Lauren Waesche, a 16-year traffic engineering veteran in the Baltimore office, provided service at the drop zone to ensure that the supplies safely reached their intended destination.
“Skydiving is about more than jumping out of a plane and freefalling,” said Lauren. “There’s a lot that goes into a skydive. You learn to read the winds, plan your landing pattern and pack your parachute. There’s so much to learn!”
Back home, Waesche is the general engineering consulting traffic design lead for the $9 Billion Traffic Relief Plan—the largest highway private-public partnership (P3) in North America. “I help plan, engineer and define road systems,” she said. “I make sure that roadways are designed in a safe and efficient way.”
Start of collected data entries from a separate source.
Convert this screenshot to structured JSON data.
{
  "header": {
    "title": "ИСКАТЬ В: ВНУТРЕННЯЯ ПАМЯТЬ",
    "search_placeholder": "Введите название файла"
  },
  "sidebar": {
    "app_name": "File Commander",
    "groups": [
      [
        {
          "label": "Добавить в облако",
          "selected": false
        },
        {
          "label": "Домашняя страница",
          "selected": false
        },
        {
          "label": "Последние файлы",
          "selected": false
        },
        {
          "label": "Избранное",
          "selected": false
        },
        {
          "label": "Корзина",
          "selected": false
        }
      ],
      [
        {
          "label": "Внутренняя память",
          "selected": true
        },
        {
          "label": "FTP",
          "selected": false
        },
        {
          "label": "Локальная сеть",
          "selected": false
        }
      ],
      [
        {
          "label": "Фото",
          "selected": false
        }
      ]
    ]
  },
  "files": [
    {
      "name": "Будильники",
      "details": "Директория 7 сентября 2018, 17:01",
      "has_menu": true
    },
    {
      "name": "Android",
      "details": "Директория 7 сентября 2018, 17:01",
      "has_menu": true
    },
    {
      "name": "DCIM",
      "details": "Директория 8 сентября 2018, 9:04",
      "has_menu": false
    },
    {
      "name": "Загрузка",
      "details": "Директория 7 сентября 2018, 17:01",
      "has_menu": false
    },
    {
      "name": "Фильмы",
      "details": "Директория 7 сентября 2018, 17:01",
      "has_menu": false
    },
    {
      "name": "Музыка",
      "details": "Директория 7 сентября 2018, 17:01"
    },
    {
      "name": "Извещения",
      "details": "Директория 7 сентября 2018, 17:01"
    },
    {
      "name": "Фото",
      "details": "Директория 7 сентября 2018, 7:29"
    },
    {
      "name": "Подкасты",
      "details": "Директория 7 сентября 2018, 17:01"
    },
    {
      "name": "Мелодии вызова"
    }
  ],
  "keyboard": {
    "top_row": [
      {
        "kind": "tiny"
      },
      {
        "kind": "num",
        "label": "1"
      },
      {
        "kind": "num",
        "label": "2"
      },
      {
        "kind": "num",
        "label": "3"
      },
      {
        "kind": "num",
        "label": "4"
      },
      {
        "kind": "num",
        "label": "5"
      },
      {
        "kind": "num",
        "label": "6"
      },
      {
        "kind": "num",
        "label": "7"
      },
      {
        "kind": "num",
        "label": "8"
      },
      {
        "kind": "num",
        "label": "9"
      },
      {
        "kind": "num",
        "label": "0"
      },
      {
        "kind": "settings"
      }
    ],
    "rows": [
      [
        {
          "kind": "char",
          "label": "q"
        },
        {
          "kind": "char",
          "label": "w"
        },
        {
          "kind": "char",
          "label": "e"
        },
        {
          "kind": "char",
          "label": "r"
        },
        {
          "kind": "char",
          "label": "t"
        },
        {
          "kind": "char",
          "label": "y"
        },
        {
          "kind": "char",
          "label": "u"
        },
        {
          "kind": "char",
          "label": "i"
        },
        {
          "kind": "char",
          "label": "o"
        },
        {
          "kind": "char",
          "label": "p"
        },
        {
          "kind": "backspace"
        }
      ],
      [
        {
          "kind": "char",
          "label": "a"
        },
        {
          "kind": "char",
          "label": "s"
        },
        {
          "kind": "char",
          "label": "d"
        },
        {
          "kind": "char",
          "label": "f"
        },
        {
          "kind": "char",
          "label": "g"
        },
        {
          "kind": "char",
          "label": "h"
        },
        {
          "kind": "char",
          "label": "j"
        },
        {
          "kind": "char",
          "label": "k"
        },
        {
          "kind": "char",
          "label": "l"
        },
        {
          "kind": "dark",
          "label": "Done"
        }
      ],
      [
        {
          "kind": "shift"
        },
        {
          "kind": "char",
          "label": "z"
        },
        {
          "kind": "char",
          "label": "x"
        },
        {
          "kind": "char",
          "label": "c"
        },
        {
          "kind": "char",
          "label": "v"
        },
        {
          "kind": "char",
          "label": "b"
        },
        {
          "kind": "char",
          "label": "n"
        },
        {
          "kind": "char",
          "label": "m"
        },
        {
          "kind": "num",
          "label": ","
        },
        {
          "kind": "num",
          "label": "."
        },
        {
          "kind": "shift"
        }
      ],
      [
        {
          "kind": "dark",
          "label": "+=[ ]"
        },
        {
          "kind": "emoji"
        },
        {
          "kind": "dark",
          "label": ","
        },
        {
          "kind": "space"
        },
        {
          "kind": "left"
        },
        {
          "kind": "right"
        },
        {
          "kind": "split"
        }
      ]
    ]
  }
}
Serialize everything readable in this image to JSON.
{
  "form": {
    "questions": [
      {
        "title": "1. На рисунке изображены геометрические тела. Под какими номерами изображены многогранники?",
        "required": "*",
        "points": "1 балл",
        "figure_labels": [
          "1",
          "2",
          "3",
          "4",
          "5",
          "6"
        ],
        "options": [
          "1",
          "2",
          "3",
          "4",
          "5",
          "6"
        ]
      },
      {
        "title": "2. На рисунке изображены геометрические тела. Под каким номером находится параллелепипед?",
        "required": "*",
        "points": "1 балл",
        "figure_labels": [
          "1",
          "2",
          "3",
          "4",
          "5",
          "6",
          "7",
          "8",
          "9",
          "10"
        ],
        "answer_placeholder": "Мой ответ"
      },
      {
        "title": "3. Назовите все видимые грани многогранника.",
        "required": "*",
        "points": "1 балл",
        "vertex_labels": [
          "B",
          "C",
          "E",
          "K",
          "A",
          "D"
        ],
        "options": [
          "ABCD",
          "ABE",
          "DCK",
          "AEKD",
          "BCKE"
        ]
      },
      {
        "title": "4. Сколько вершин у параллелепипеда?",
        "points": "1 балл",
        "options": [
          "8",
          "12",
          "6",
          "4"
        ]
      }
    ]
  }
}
She also volunteers for the Ronald McDonald House in Maryland, and traveled to Nicaragua on a mission trip to help a local community and orphanage.
“Whether I’m in the air pumped with adrenaline or on the ground concentrating on how to become more efficient, I’ve come to realize one thing—I’m excited about the possibilities.”
Joanna Dela Rosa, digital platforms and content lead in New York, not only provided manual labor for the project wherever it was needed, but documented all of the work in writing, photography and video.
“For me, it has been a privilege to get to know the people on this team,” Dela Rosa said. “We were strangers, but now we share an experience that will bind us for life.”
She recalled the children that made them laugh who made us laugh, and even if they did not speak the same language, they managed to communicate with through song and dance, and teaching them games while learning new ones.
“We might have built the people of Nyaruguru District a bridge, but their impact on us—individually and as a collective—is so much greater,” Dela Rosa said. “We extended our hands and in return we formed a lasting connection.”
Since 2010, WSP USA has partnered with Bridges to Prosperity (B2P), a U.S.-based nonprofit organization that collaborates with local communities, partners and foundations, to build footbridges that connect residents to education, health care and economic opportunity. B2P has built over 300 bridges in 21 countries and trained 100 individuals in rural footbridge design and construction.